[weglot_switcher]

Dependência do gás e petróleo trava economias africanas

Queda nos preços internacionais das matérias-primas agravou-se com a crise da epidemia na China.
23 Fevereiro 2020, 19h30

A dependência excessiva das exportações de petróleo e minérios deu origem em vários países a anos de crescimento medíocre, devido à queda sistemática dos preços, sobretudo a partir de 2014. Em consequência da inesperada crise provocada pelo coronavírus, nas últimas semanas os preços internacionais começaram a descer ainda mais do que acontecera ao longo de 2019. Alguns exemplos: nos 30 dias até 11 de fevereiro, o zinco caiu 10,7%, o ferro 13,3%, a soja 5,5%. Quanto ao petróleo e gás natural, as quebras foram mais acentuadas, na ordem dos 18%.

Tudo isto sugere grande ansiedade dos investidores em relação às perspetivas da economia mundial.

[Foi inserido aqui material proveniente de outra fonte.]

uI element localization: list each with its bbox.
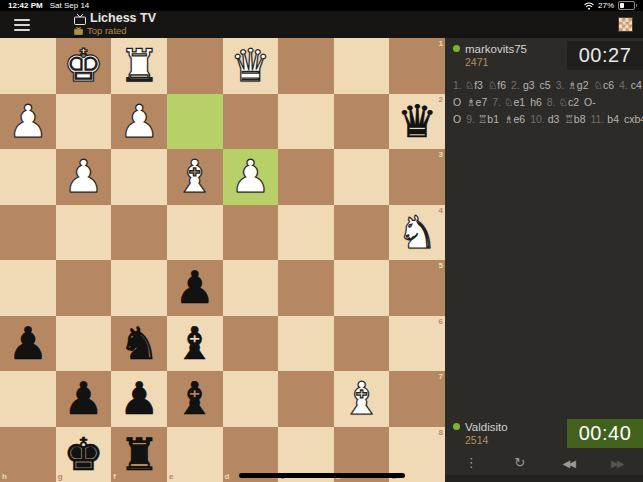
black-pawn[interactable]: ♟ xyxy=(111,371,167,427)
move-black[interactable]: ♖b8 xyxy=(564,113,585,125)
move-black[interactable]: ♘f6 xyxy=(488,79,506,91)
square-h5[interactable] xyxy=(0,260,56,316)
square-g8[interactable]: ♚g xyxy=(56,427,112,482)
square-a1[interactable]: 1 xyxy=(389,38,445,94)
rank-label-5: 5 xyxy=(439,261,443,270)
wifi-icon xyxy=(584,2,594,10)
rewind-button[interactable]: ◀◀ xyxy=(544,451,593,476)
square-f5[interactable] xyxy=(111,260,167,316)
rank-label-7: 7 xyxy=(439,372,443,381)
square-f2[interactable]: ♟ xyxy=(111,94,167,150)
nav-bar: Lichess TV Top rated xyxy=(0,11,643,38)
square-e7[interactable]: ♝ xyxy=(167,371,223,427)
move-white[interactable]: c4 xyxy=(631,79,642,91)
top-player-info[interactable]: markovits75 2471 xyxy=(453,42,527,70)
square-a2[interactable]: ♛2 xyxy=(389,94,445,150)
move-number[interactable]: 1. xyxy=(453,79,462,91)
white-pawn[interactable]: ♟ xyxy=(0,94,56,150)
tv-icon xyxy=(74,14,86,25)
square-d6[interactable] xyxy=(223,316,279,372)
square-b1[interactable] xyxy=(334,38,390,94)
black-pawn[interactable]: ♟ xyxy=(0,316,56,372)
move-number[interactable]: 9. xyxy=(466,113,475,125)
move-number[interactable]: 10. xyxy=(530,113,545,125)
square-d7[interactable] xyxy=(223,371,279,427)
square-h3[interactable] xyxy=(0,149,56,205)
battery-percent: 27% xyxy=(598,1,614,10)
file-label-h: h xyxy=(2,472,7,481)
rank-label-8: 8 xyxy=(439,428,443,437)
file-label-e: e xyxy=(169,472,173,481)
status-bar: 12:42 PM Sat Sep 14 27% xyxy=(0,0,643,11)
forward-button[interactable]: ▶▶ xyxy=(593,451,642,476)
top-player-row: markovits75 2471 00:27 xyxy=(445,38,643,73)
move-white[interactable]: ♘c2 xyxy=(559,96,580,108)
square-b3[interactable] xyxy=(334,149,390,205)
square-e5[interactable]: ♟ xyxy=(167,260,223,316)
bottom-player-info[interactable]: Valdisito 2514 xyxy=(453,420,508,448)
channel-tv-icon xyxy=(74,27,83,35)
square-b2[interactable] xyxy=(334,94,390,150)
bottom-player-rating: 2514 xyxy=(465,434,508,447)
rank-label-3: 3 xyxy=(439,150,443,159)
white-queen[interactable]: ♛ xyxy=(223,38,279,94)
square-g4[interactable] xyxy=(56,205,112,261)
square-e1[interactable] xyxy=(167,38,223,94)
online-dot-icon xyxy=(453,45,460,52)
square-h1[interactable] xyxy=(0,38,56,94)
square-f4[interactable] xyxy=(111,205,167,261)
square-c3[interactable] xyxy=(278,149,334,205)
move-number[interactable]: 8. xyxy=(547,96,556,108)
square-c1[interactable] xyxy=(278,38,334,94)
square-f1[interactable]: ♜ xyxy=(111,38,167,94)
square-d3[interactable]: ♟ xyxy=(223,149,279,205)
square-d4[interactable] xyxy=(223,205,279,261)
main: ♚♜♛1♟♟♛2♟♝♟3♞4♟5♟♞♝6♟♟♝♝7h♚g♜fedcb8a mar… xyxy=(0,38,643,482)
square-g5[interactable] xyxy=(56,260,112,316)
white-knight[interactable]: ♞ xyxy=(389,205,445,261)
square-f7[interactable]: ♟ xyxy=(111,371,167,427)
black-pawn[interactable]: ♟ xyxy=(167,260,223,316)
square-e8[interactable]: e xyxy=(167,427,223,482)
channel-label[interactable]: Top rated xyxy=(87,26,127,36)
square-a5[interactable]: 5 xyxy=(389,260,445,316)
move-black[interactable]: ♘c6 xyxy=(594,79,615,91)
rank-label-6: 6 xyxy=(439,317,443,326)
flip-board-button[interactable]: ↻ xyxy=(496,451,545,475)
square-g6[interactable] xyxy=(56,316,112,372)
move-black[interactable]: ♗e7 xyxy=(466,96,487,108)
square-d5[interactable] xyxy=(223,260,279,316)
move-number[interactable]: 11. xyxy=(591,113,605,125)
bottom-player-row: Valdisito 2514 00:40 xyxy=(445,416,643,451)
square-c7[interactable] xyxy=(278,371,334,427)
square-a4[interactable]: ♞4 xyxy=(389,205,445,261)
menu-dots-button[interactable]: ⋮ xyxy=(447,451,496,475)
square-c2[interactable] xyxy=(278,94,334,150)
sidebar-spacer xyxy=(445,131,643,416)
chess-board[interactable]: ♚♜♛1♟♟♛2♟♝♟3♞4♟5♟♞♝6♟♟♝♝7h♚g♜fedcb8a xyxy=(0,38,445,482)
square-a6[interactable]: 6 xyxy=(389,316,445,372)
white-pawn[interactable]: ♟ xyxy=(111,94,167,150)
move-white[interactable]: ♗g2 xyxy=(567,79,588,91)
status-date: Sat Sep 14 xyxy=(50,1,90,10)
move-black[interactable]: c5 xyxy=(540,79,551,91)
bottom-toolbar: ⋮ ↻ ◀◀ ▶▶ xyxy=(445,451,643,475)
online-dot-icon xyxy=(453,423,460,430)
move-white[interactable]: g3 xyxy=(523,79,535,91)
black-pawn[interactable]: ♟ xyxy=(56,371,112,427)
black-king[interactable]: ♚ xyxy=(56,427,112,482)
square-e4[interactable] xyxy=(167,205,223,261)
move-number[interactable]: 7. xyxy=(492,96,501,108)
file-label-d: d xyxy=(225,472,230,481)
black-bishop[interactable]: ♝ xyxy=(167,371,223,427)
square-h7[interactable] xyxy=(0,371,56,427)
square-g1[interactable]: ♚ xyxy=(56,38,112,94)
move-black[interactable]: cxb4 xyxy=(624,113,643,125)
square-b6[interactable] xyxy=(334,316,390,372)
move-white[interactable]: ♖b1 xyxy=(478,113,499,125)
white-pawn[interactable]: ♟ xyxy=(56,149,112,205)
white-king[interactable]: ♚ xyxy=(56,38,112,94)
top-player-clock: 00:27 xyxy=(567,41,643,70)
white-pawn[interactable]: ♟ xyxy=(223,149,279,205)
menu-hamburger-icon[interactable] xyxy=(14,19,30,31)
square-e2[interactable] xyxy=(167,94,223,150)
square-b5[interactable] xyxy=(334,260,390,316)
square-c6[interactable] xyxy=(278,316,334,372)
home-indicator[interactable] xyxy=(239,473,405,478)
square-b7[interactable]: ♝ xyxy=(334,371,390,427)
move-number[interactable]: 2. xyxy=(511,79,520,91)
bottom-strip xyxy=(445,475,643,482)
square-d1[interactable]: ♛ xyxy=(223,38,279,94)
white-bishop[interactable]: ♝ xyxy=(334,371,390,427)
move-number[interactable]: 4. xyxy=(619,79,628,91)
square-h2[interactable]: ♟ xyxy=(0,94,56,150)
move-black[interactable]: h6 xyxy=(530,96,542,108)
checkerboard-icon[interactable] xyxy=(618,17,633,32)
move-white[interactable]: b4 xyxy=(607,113,619,125)
square-f6[interactable]: ♞ xyxy=(111,316,167,372)
square-g2[interactable] xyxy=(56,94,112,150)
bottom-player-clock: 00:40 xyxy=(567,419,643,448)
move-list[interactable]: 1.♘f3♘f62.g3c53.♗g2♘c64.c4d65.♘c3e56.O-O… xyxy=(445,73,643,131)
square-c5[interactable] xyxy=(278,260,334,316)
square-d2[interactable] xyxy=(223,94,279,150)
square-h4[interactable] xyxy=(0,205,56,261)
white-bishop[interactable]: ♝ xyxy=(167,149,223,205)
black-bishop[interactable]: ♝ xyxy=(167,316,223,372)
screen: 12:42 PM Sat Sep 14 27% xyxy=(0,0,643,482)
top-player-rating: 2471 xyxy=(465,56,527,69)
battery-icon xyxy=(618,1,635,10)
square-h8[interactable]: h xyxy=(0,427,56,482)
move-white[interactable]: ♘e1 xyxy=(504,96,525,108)
black-queen[interactable]: ♛ xyxy=(389,94,445,150)
square-g7[interactable]: ♟ xyxy=(56,371,112,427)
square-e3[interactable]: ♝ xyxy=(167,149,223,205)
title-block: Lichess TV Top rated xyxy=(74,12,156,36)
move-white[interactable]: d3 xyxy=(548,113,560,125)
square-e6[interactable]: ♝ xyxy=(167,316,223,372)
square-b4[interactable] xyxy=(334,205,390,261)
square-a7[interactable]: 7 xyxy=(389,371,445,427)
black-rook[interactable]: ♜ xyxy=(111,427,167,482)
bottom-player-name: Valdisito xyxy=(465,420,508,434)
black-knight[interactable]: ♞ xyxy=(111,316,167,372)
white-rook[interactable]: ♜ xyxy=(111,38,167,94)
top-player-name: markovits75 xyxy=(465,42,527,56)
square-h6[interactable]: ♟ xyxy=(0,316,56,372)
rank-label-1: 1 xyxy=(439,39,443,48)
move-white[interactable]: ♘f3 xyxy=(465,79,483,91)
game-sidebar: markovits75 2471 00:27 1.♘f3♘f62.g3c53.♗… xyxy=(445,38,643,482)
move-number[interactable]: 3. xyxy=(556,79,565,91)
square-c4[interactable] xyxy=(278,205,334,261)
move-black[interactable]: ♗e6 xyxy=(504,113,525,125)
page-title: Lichess TV xyxy=(90,12,156,26)
square-g3[interactable]: ♟ xyxy=(56,149,112,205)
square-f3[interactable] xyxy=(111,149,167,205)
square-a3[interactable]: 3 xyxy=(389,149,445,205)
square-f8[interactable]: ♜f xyxy=(111,427,167,482)
status-time: 12:42 PM xyxy=(8,1,43,10)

Os mercados de matérias-primas já estavam a desacelerar antes da epidemia na China, devido às tensões do conflito comercial entre Pequim e Washington. Os países pobres sofreram com a instabilidade gerada e, como se isso não bastasse, algumas economias africanas estão a sentir os efeitos do abrandamento económico que se prevê para este ano. Produtores petrolíferos, como Nigéria e Angola, cujos orçamentos dependem em mais de dois terços das receitas do petróleo, crescem com demasiada lentidão, com serviços de dívida que começam a ter peso excessivo nas contas públicas.
O crescimento lento surge numa altura em que a economia global está em mudança tecnológica e coincide com uma expansão demográfica acelerada em África. Segundo as projeções da ONU, a Nigéria, com 180 milhões de habitantes, terá mais de 400 milhões de pessoas em 2050; a Etiópia quase duplicará os atuais 100 milhões e a Tanzânia pode triplicar os seus 54 milhões de habitantes.

Os países europeus querem minimizar as previsíveis ondas migratórias, caso não haja trabalho para estas multidões, por isso estão a tentar promover programas de investimento, de que é exemplo a iniciativa Compacto para a África, do G20 (grupo das 20 maiores economias). Será necessário criar empregos, combater a corrupção, modernizar a agricultura e promover a integração regional, pois o comércio intra-africano é apenas de 18% do total do continente, contra 35% na América Latina, onde também existem barreiras regionais, não sendo por isso um bom exemplo na matéria. Um eventual acordo de livre comércio na África subsariana poderia duplicar aquele valor, com grandes benefícios económicos.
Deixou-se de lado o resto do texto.